KAMUS
ELEKTRONIK
Kamus menurut
Ahmad Abdul Ghafur Atthar adalah sebuah buku yang memuat sejumlah besar
kosakata yang disertai penjelasannya dan interpretasi makna dari kosakata
tersebut yang semua isinya disusun dengan sistematika tertentu, baik
berdasarkan urutan hijaiyah (alfabetis) atau tematik (berdasarkan makna).
Dari definisi di atas, diketahui,
pertama, bahwa kamus dimaknai “buku” sehingga kamus identik dengan buku versi
cetak (media konvensional). Kedua, dari aspek sistematika penyusunan entri
kosakata dalam kamus konvensional secara garis besar menunjukkan bahwa kamus
memiliki 2 sistem (kamus lafal dan kamus makna).

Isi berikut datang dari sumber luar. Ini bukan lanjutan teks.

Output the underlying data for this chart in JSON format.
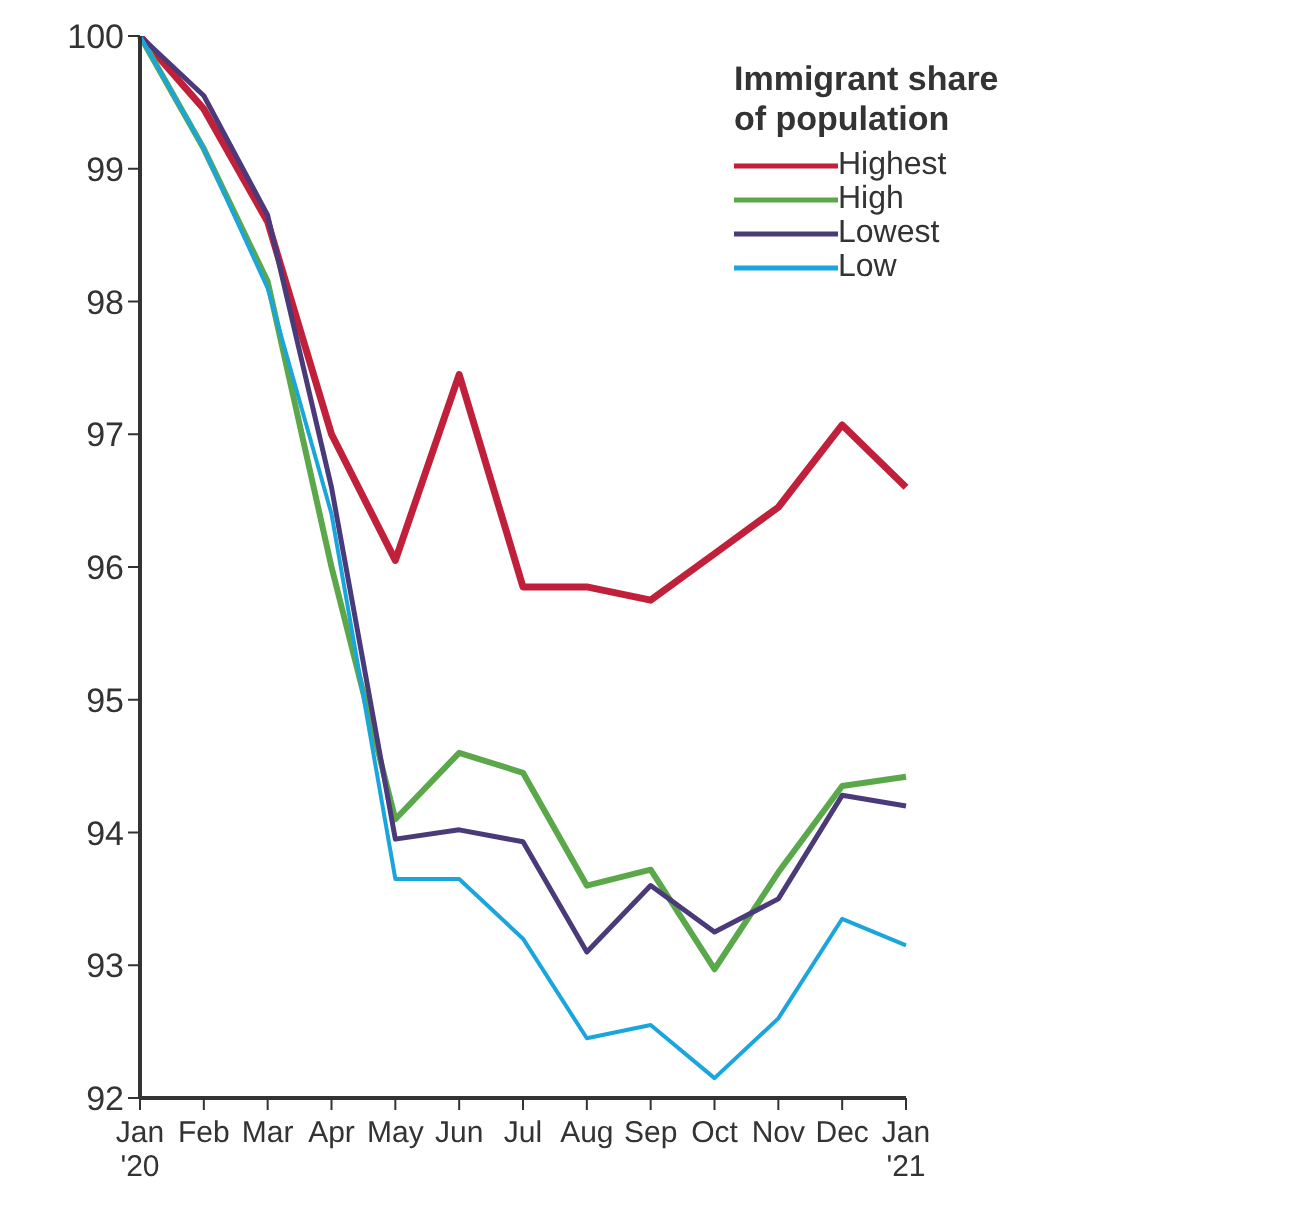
{
  "chart_data": {
    "type": "line",
    "legend_title": "Immigrant share\nof population",
    "categories": [
      "Jan\n'20",
      "Feb",
      "Mar",
      "Apr",
      "May",
      "Jun",
      "Jul",
      "Aug",
      "Sep",
      "Oct",
      "Nov",
      "Dec",
      "Jan\n'21"
    ],
    "series": [
      {
        "name": "Highest",
        "color": "#c0203a",
        "values": [
          100,
          99.45,
          98.6,
          97.0,
          96.05,
          97.45,
          95.85,
          95.85,
          95.75,
          96.1,
          96.45,
          97.07,
          96.6
        ]
      },
      {
        "name": "High",
        "color": "#5aa84a",
        "values": [
          100,
          99.15,
          98.15,
          96.0,
          94.1,
          94.6,
          94.45,
          93.6,
          93.72,
          92.97,
          93.7,
          94.35,
          94.42
        ]
      },
      {
        "name": "Lowest",
        "color": "#4b3a7a",
        "values": [
          100,
          99.55,
          98.65,
          96.6,
          93.95,
          94.02,
          93.93,
          93.1,
          93.6,
          93.25,
          93.5,
          94.28,
          94.2
        ]
      },
      {
        "name": "Low",
        "color": "#1aa6dc",
        "values": [
          100,
          99.15,
          98.1,
          96.4,
          93.65,
          93.65,
          93.2,
          92.45,
          92.55,
          92.15,
          92.6,
          93.35,
          93.15
        ]
      }
    ],
    "ylim": [
      92,
      100
    ],
    "yticks": [
      92,
      93,
      94,
      95,
      96,
      97,
      98,
      99,
      100
    ],
    "grid": false,
    "legend": "top right",
    "marker": "none",
    "line_style": "solid"
  }
}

Kini, seiring dengan perkembangan
teknologi modern, kamus tidak hanya dalam bentuk buku, tapi juga bisa dalam
bentuk software, aplikasi atau file. Begitu juga sistem penyusunan kamus
elektronik tidak hanya 2 sistem, tapi bisa beraneka ragam tergantung fitur yang
didesain para pengembang (developer) software.

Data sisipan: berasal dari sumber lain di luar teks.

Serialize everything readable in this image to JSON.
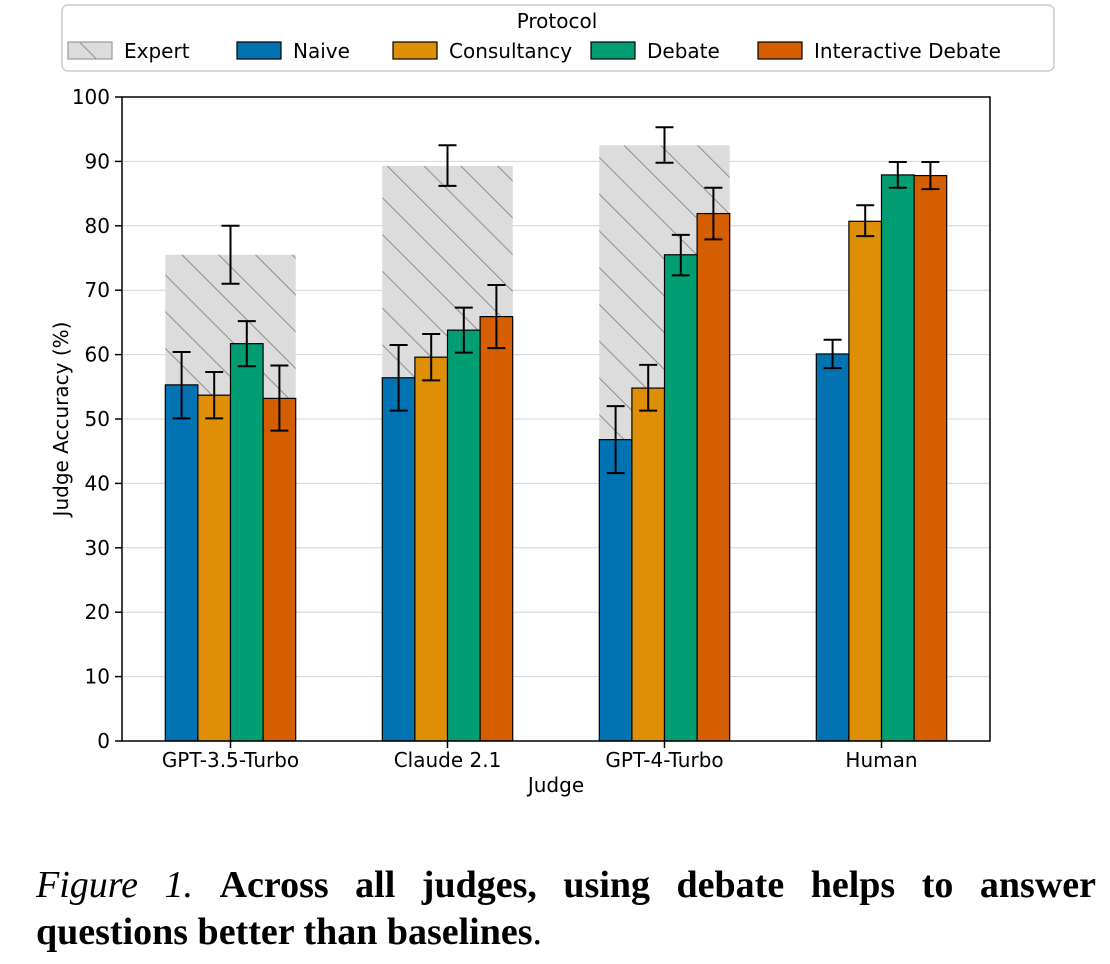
{
  "chart_data": {
    "type": "bar",
    "title": "",
    "xlabel": "Judge",
    "ylabel": "Judge Accuracy (%)",
    "ylim": [
      0,
      100
    ],
    "yticks": [
      0,
      10,
      20,
      30,
      40,
      50,
      60,
      70,
      80,
      90,
      100
    ],
    "grid": "horizontal",
    "legend_title": "Protocol",
    "legend_position": "top",
    "categories": [
      "GPT-3.5-Turbo",
      "Claude 2.1",
      "GPT-4-Turbo",
      "Human"
    ],
    "background_series": {
      "name": "Expert",
      "style": "hatched",
      "color": "#dcdcdc",
      "values": [
        75.5,
        89.3,
        92.5,
        null
      ],
      "errors": [
        [
          71.0,
          80.0
        ],
        [
          86.2,
          92.5
        ],
        [
          89.8,
          95.3
        ],
        null
      ]
    },
    "series": [
      {
        "name": "Naive",
        "color": "#0173b2",
        "values": [
          55.3,
          56.4,
          46.8,
          60.1
        ],
        "errors": [
          [
            50.1,
            60.4
          ],
          [
            51.3,
            61.5
          ],
          [
            41.6,
            52.0
          ],
          [
            57.9,
            62.3
          ]
        ]
      },
      {
        "name": "Consultancy",
        "color": "#de8f05",
        "values": [
          53.7,
          59.6,
          54.8,
          80.7
        ],
        "errors": [
          [
            50.1,
            57.3
          ],
          [
            56.0,
            63.2
          ],
          [
            51.3,
            58.4
          ],
          [
            78.4,
            83.2
          ]
        ]
      },
      {
        "name": "Debate",
        "color": "#029e73",
        "values": [
          61.7,
          63.8,
          75.5,
          87.9
        ],
        "errors": [
          [
            58.2,
            65.2
          ],
          [
            60.3,
            67.3
          ],
          [
            72.3,
            78.6
          ],
          [
            85.9,
            89.9
          ]
        ]
      },
      {
        "name": "Interactive Debate",
        "color": "#d55e00",
        "values": [
          53.2,
          65.9,
          81.9,
          87.8
        ],
        "errors": [
          [
            48.2,
            58.3
          ],
          [
            61.0,
            70.8
          ],
          [
            77.9,
            85.9
          ],
          [
            85.7,
            89.9
          ]
        ]
      }
    ]
  },
  "caption": {
    "label": "Figure 1.",
    "text": "Across all judges, using debate helps to answer questions better than baselines"
  }
}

Istilah “Kamus Elektronik”
mungkin saja baru populer seiring munculnya term lain seperti: e-Learning,
e-Edukasi, e-Book, termasuk juga e-Dictionary. Dalam bahasa Indonesia, istilah
“E-Kamus” belum populer, meski dalam bahasa Inggris, term “e-Dictionary” telah
banyak disebut untuk menyebut kamus versi elektronik. Sedangkan dalam bahasa
Arab, term (المعجم الإلكتروني) telah dikenal
seiring dengan perkembangan produk teknologi modern yang merambah di dunia
pendidikan, baik berupa piranti keras (hardware) maupun piranti lunak (software).
Yang sering disalah pahami, bahwa
huruf “e” sering dimaknai internet. Boleh jadi, pemahaman ini terpengaruh
dengan lambang “e” dalam Internet Explorer (Browser milik Windows) yang sejak
begitu populer digunakan berselancar di jaringan internet. Padahal, huruf “e”

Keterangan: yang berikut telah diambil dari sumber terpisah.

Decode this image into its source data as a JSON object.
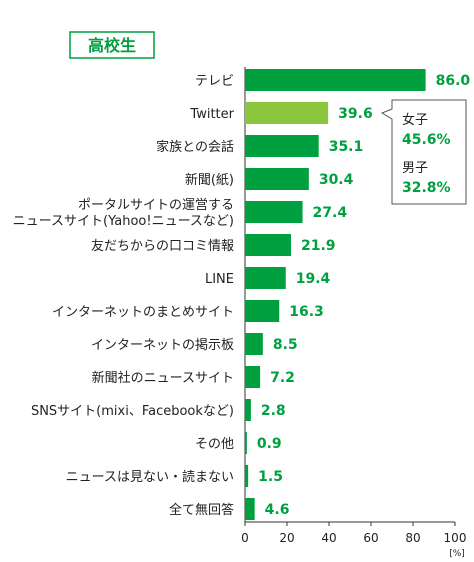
{
  "badge": {
    "text": "高校生"
  },
  "chart_data": {
    "type": "bar",
    "orientation": "horizontal",
    "categories": [
      [
        "テレビ"
      ],
      [
        "Twitter"
      ],
      [
        "家族との会話"
      ],
      [
        "新聞(紙)"
      ],
      [
        "ポータルサイトの運営する",
        "ニュースサイト(Yahoo!ニュースなど)"
      ],
      [
        "友だちからの口コミ情報"
      ],
      [
        "LINE"
      ],
      [
        "インターネットのまとめサイト"
      ],
      [
        "インターネットの掲示板"
      ],
      [
        "新聞社のニュースサイト"
      ],
      [
        "SNSサイト(mixi、Facebookなど)"
      ],
      [
        "その他"
      ],
      [
        "ニュースは見ない・読まない"
      ],
      [
        "全て無回答"
      ]
    ],
    "values": [
      86.0,
      39.6,
      35.1,
      30.4,
      27.4,
      21.9,
      19.4,
      16.3,
      8.5,
      7.2,
      2.8,
      0.9,
      1.5,
      4.6
    ],
    "value_labels": [
      "86.0",
      "39.6",
      "35.1",
      "30.4",
      "27.4",
      "21.9",
      "19.4",
      "16.3",
      "8.5",
      "7.2",
      "2.8",
      "0.9",
      "1.5",
      "4.6"
    ],
    "highlight_index": 1,
    "xlim": [
      0,
      100
    ],
    "xticks": [
      0,
      20,
      40,
      60,
      80,
      100
    ],
    "xtick_labels": [
      "0",
      "20",
      "40",
      "60",
      "80",
      "100"
    ],
    "unit": "[%]",
    "colors": {
      "bar": "#00a040",
      "highlight": "#8cc63f",
      "label": "#00a040"
    },
    "callout": {
      "target_index": 1,
      "items": [
        {
          "label": "女子",
          "value": "45.6%"
        },
        {
          "label": "男子",
          "value": "32.8%"
        }
      ]
    }
  }
}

berarti elektronik atau perangkat keras yang operasionalisasinya harus juga
didukung software atau program tertentu.
Jadi, penambahan kata
“elekteronik” ini untuk membedakan antara kamus elekteronik yang berupa
software (piranti) dengan kamus versi cetak (konvensional) yang berupa buku
(piranti keras). Lalu, apa hakekat dari kamus elektronik dan bagaimana
bentuknya?
Kamus Elektronik (E-Kamus) adalah
kamus digital yang bentuknya berupa software atau aplikasi. “E-Kamus’ bisa
berbentuk software yang perlu diinstal dikomputer (berbasis komputer), atau
diletakkan di laman (halaman) website, atau beruapa aplikasi yang kini dapat
dioperasikan melalui perangkat mobile seperti ponsel, tablet, dan sebagainya.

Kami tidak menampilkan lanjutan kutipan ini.